Bly found ways to incorporate her work into community service with Emory’s Rollins School of Public Health supporting the Georgia Coalition for Higher Education in Prison. She was part of a team that tested inmates for COVID at the Fulton County jail. Their mission was to try to mitigate the burden of COVID within the prison setting. Through this work, Bly had the opportunity to join a panel that spoke at Morehouse College regarding community building and re-entry services for previously incarcerated residents of Atlanta.
In October of 2022, Bly had another opportunity to present some of her studies at the American Chemical Society conference in Puerto Rico. There, she was able to meet other researchers in the field including 2021 Nobel Prize winner David MacMillan.

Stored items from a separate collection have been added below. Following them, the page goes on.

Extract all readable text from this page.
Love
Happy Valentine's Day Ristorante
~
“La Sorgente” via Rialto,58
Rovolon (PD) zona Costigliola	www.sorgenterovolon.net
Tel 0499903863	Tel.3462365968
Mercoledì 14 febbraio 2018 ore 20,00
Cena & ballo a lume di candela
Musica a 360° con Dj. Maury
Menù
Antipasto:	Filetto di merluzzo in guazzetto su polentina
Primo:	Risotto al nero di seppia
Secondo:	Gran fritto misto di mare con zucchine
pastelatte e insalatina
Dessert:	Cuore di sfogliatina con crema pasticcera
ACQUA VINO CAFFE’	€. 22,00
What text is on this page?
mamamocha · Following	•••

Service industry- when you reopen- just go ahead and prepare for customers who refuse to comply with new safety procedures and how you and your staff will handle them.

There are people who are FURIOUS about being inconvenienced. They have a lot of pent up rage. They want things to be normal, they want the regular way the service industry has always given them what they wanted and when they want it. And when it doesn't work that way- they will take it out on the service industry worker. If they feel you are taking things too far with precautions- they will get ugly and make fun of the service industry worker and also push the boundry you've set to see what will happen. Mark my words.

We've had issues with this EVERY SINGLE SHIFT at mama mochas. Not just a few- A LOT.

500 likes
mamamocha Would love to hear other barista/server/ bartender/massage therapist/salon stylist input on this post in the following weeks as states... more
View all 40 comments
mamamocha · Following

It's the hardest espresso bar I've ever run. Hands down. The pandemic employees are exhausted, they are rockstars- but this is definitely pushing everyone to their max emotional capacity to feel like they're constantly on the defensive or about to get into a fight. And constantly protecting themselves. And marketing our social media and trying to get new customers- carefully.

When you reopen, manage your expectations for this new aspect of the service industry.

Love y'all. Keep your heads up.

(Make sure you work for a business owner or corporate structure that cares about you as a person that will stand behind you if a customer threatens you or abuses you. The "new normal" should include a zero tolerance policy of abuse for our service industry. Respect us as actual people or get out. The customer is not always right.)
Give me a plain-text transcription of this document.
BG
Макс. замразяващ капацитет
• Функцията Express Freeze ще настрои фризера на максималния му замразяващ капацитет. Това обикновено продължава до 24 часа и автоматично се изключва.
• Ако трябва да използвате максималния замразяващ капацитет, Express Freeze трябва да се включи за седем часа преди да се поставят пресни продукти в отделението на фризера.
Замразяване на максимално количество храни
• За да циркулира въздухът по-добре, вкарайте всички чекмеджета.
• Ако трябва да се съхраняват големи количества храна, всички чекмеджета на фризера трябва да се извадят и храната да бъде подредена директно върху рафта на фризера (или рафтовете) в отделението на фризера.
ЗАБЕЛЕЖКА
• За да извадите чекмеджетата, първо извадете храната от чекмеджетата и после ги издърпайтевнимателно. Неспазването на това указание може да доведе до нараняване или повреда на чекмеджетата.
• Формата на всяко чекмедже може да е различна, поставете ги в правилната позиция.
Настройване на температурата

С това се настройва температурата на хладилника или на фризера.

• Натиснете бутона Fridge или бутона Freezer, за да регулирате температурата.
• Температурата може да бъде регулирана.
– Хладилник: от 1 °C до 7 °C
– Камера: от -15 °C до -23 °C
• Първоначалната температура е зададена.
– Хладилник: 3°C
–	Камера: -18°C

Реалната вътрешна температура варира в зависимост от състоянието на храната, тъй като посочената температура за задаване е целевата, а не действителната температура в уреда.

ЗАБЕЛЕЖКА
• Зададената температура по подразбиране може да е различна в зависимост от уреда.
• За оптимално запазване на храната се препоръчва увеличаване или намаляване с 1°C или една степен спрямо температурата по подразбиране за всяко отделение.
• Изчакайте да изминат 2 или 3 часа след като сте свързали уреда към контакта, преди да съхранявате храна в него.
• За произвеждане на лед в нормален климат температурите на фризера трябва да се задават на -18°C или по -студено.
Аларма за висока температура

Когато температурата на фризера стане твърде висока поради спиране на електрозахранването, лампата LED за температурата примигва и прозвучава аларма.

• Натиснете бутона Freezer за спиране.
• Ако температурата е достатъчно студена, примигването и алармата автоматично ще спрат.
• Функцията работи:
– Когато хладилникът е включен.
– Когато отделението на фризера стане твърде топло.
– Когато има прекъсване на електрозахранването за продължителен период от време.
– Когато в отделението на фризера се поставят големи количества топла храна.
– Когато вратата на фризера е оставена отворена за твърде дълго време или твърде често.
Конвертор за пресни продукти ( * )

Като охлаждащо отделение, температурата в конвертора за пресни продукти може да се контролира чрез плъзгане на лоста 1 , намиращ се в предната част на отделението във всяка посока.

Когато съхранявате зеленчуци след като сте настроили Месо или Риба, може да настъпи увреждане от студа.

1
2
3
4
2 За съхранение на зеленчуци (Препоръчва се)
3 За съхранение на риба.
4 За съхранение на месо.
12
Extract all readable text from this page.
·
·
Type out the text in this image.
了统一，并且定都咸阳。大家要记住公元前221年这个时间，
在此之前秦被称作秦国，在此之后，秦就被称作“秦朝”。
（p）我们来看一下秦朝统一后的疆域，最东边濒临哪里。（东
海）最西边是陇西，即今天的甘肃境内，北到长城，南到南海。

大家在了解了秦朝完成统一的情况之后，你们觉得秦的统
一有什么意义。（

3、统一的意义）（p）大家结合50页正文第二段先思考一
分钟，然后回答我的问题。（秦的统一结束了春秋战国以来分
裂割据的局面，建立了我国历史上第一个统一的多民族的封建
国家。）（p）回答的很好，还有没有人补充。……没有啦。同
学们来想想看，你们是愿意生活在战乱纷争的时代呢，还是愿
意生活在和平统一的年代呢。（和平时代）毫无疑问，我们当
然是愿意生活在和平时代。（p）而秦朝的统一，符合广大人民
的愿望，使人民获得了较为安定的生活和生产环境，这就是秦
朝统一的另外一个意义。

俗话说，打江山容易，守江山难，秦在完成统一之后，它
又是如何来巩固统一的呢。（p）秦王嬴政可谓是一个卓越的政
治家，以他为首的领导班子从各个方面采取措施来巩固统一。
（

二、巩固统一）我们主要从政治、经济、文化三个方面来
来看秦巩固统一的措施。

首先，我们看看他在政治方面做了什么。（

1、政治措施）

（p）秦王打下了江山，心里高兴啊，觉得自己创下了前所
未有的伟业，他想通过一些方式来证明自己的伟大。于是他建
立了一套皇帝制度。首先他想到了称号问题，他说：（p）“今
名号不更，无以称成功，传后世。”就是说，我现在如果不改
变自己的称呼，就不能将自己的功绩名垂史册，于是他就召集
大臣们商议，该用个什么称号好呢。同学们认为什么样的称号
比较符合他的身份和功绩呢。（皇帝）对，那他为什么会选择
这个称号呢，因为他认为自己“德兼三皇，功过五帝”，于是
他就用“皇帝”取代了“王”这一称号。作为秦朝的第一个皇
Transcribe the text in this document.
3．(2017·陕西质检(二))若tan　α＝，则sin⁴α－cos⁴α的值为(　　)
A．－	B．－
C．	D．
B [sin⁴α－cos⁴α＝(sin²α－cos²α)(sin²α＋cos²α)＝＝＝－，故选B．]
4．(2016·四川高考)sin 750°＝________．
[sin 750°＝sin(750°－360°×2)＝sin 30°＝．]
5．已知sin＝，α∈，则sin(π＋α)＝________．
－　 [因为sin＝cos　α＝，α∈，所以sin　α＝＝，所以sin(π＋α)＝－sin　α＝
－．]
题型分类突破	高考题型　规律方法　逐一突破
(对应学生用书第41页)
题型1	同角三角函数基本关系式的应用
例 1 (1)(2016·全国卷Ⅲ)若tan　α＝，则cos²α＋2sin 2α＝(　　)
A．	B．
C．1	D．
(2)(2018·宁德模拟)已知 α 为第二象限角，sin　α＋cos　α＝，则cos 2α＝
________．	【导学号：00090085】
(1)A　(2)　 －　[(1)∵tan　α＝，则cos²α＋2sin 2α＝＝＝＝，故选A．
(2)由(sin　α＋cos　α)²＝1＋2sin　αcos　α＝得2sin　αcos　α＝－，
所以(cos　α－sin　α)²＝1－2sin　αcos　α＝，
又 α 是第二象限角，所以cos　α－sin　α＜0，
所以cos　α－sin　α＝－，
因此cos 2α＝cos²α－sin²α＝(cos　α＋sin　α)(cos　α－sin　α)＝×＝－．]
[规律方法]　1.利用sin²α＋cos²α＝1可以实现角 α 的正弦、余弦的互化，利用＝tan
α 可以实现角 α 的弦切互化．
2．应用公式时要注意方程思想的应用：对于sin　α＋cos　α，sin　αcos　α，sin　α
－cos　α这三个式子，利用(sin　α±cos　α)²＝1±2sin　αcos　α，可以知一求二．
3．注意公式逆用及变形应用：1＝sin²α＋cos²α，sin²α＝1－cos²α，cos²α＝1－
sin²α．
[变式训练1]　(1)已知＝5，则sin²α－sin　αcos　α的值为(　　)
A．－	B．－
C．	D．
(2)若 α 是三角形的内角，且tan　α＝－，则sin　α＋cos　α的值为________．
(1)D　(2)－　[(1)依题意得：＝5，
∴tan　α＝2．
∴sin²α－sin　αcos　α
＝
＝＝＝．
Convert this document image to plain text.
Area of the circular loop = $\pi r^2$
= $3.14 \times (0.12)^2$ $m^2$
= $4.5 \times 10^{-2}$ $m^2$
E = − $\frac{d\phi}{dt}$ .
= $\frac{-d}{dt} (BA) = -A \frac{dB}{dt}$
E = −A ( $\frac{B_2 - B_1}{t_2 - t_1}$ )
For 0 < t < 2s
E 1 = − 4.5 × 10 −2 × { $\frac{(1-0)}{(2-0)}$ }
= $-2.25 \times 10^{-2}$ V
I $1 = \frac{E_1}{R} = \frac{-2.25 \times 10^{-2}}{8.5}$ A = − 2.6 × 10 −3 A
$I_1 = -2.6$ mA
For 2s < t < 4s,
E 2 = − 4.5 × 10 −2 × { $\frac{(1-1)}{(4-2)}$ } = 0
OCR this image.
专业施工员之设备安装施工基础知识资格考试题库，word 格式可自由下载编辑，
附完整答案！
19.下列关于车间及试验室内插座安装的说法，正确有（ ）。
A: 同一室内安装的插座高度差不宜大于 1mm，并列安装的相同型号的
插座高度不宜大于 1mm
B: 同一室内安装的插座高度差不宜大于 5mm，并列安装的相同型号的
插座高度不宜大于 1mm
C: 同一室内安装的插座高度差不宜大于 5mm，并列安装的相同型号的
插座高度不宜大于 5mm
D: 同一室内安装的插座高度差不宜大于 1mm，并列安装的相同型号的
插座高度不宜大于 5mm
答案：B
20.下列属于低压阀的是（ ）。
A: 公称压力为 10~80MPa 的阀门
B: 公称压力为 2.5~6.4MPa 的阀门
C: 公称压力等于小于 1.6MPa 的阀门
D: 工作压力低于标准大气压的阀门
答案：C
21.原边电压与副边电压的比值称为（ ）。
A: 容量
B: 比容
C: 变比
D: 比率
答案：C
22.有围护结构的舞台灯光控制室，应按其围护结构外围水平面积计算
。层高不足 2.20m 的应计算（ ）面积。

This summer, Bly traveled to Ghana with the OKB Hope Foundation, a non profit organization focused on global health care access. She traveled throughout villages around the outskirts of Kumasi, Ghana to provide chronic and infectious disease screening services and health education. She learned techniques in laboratory diagnosis of malaria and shadowed internal medicine practitioners at the The Komfo Anokye Teaching Hospital who specialize in infectious disease diagnostics and therapeutics.
For Bly, TFS provided a level of rigor that gave her the background to be adaptable as she draws on multiple fields, pursing social good, working on partnerships and contributing to knowledge in a transdisciplinary manner. “It gave me the fortitude to get through experiences that are quite challenging,” she said. In addition, Bly is thankful for the emphasis on kindness at TFS. “Kindness has allowed me to make so many strong relationships and build community, and this gives me a perspective on the work that I do,” she said.
Bly is currently preparing to begin her senior year at Emory University while simultaneously starting her master's degree in Emory’s Rollins School of Public Health with a focus on infectious disease epidemiology.